Will National Bullying Laws Allow Compensation for Idle Workers?

According to a report in today’s edition of The Telegraph, workers that are employed in jobs considered “cushy” will be able to claim worker’s compensation for not being given enough work in the new national laws designed to fight bullying in the workplace.

Various employer groups are calling the laws included in a draft code of practice, that would be admissible in court, as the “nanny state” rules.

In the draft plan “not providing enough work” can be seen as an indirect form of bullying, as well as constantly changing deadlines or establishing timelines that are difficult for a worker to achieve.

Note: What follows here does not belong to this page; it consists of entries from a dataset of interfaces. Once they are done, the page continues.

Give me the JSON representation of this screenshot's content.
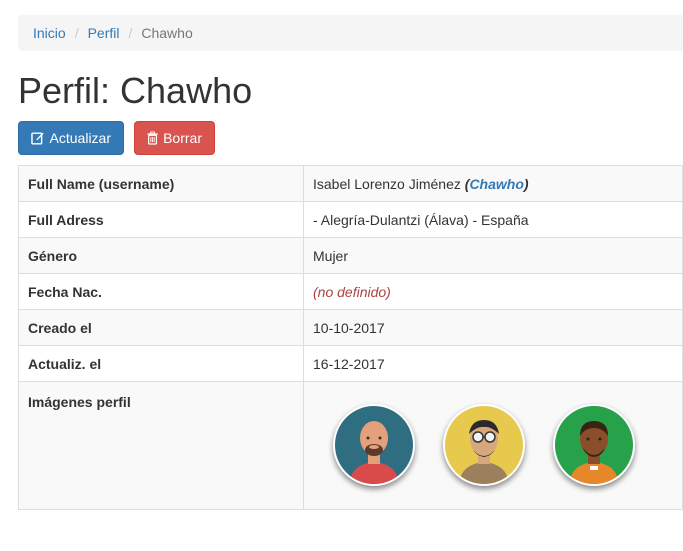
{
  "breadcrumb": {
    "home": "Inicio",
    "profile": "Perfil",
    "current": "Chawho",
    "separator": "/"
  },
  "title": "Perfil: Chawho",
  "buttons": {
    "update": "Actualizar",
    "delete": "Borrar"
  },
  "details": {
    "full_name": {
      "label": "Full Name (username)",
      "name": "Isabel Lorenzo Jiménez",
      "open": "(",
      "username": "Chawho",
      "close": ")"
    },
    "full_address": {
      "label": "Full Adress",
      "value": "- Alegría-Dulantzi (Álava) - España"
    },
    "gender": {
      "label": "Género",
      "value": "Mujer"
    },
    "birth_date": {
      "label": "Fecha Nac.",
      "value": "(no definido)"
    },
    "created": {
      "label": "Creado el",
      "value": "10-10-2017"
    },
    "updated": {
      "label": "Actualiz. el",
      "value": "16-12-2017"
    },
    "images": {
      "label": "Imágenes perfil"
    }
  },
  "colors": {
    "primary": "#337ab7",
    "danger": "#d9534f",
    "undefined_text": "#a94442"
  },
  "avatars": [
    {
      "name": "bald-man-avatar-icon",
      "bg": "#2f6e80"
    },
    {
      "name": "sunglasses-man-avatar-icon",
      "bg": "#e7c94d"
    },
    {
      "name": "dark-skin-man-avatar-icon",
      "bg": "#27a24a"
    }
  ]
}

In the code employers are encouraged to ban pranks or any behaviour that can result in workers being ostracised within the workplace. In line with the federal public service policy on bullying the national code prohibits anything, such as eye-rolling responses, that might reduce the dignity of a person.

According to the report Mark Goodsell, the Australian Industry Group’s representative on the board of Safe Work Australia, predicted yesterday that employers would begin to pay “go-away money” so that they can avoid court cases.

He said that it is likely that every time that an employee doesn’t like something even if it is reasonable, necessary and constructive criticism or performance management they will claim to be bullied.

He added that he felt that it is easy for a worker to make an allegation but expensive for employers and managers to rebut.

Safe Work Australia removed the words “bully” and “victim” from an earlier draft of the code after WorkCover in NSW and WA objected saying that people would be labeled by the terms.

The code of practice has been put on hold till the outcome of a parliamentary inquiry into bullying, which was ordered by the Prime Minister Julia Gillard, is known.

The Australian Chamber of Commerce and Industry (ACCI) director and Queensland president, David Goodwin, said that employers are now responsible for almost every aspect of their workers wellbeing whether they know it or not.

He added in the report that Australian business owners are becoming fed up with having to take responsibility for everything.

Carolyn Davis, the ACCI work health and safety manager said that any guide needs to clearly distinguish the difference between bullying and legitimate or reasonable management because bullying can be open to “subjective interpretation.”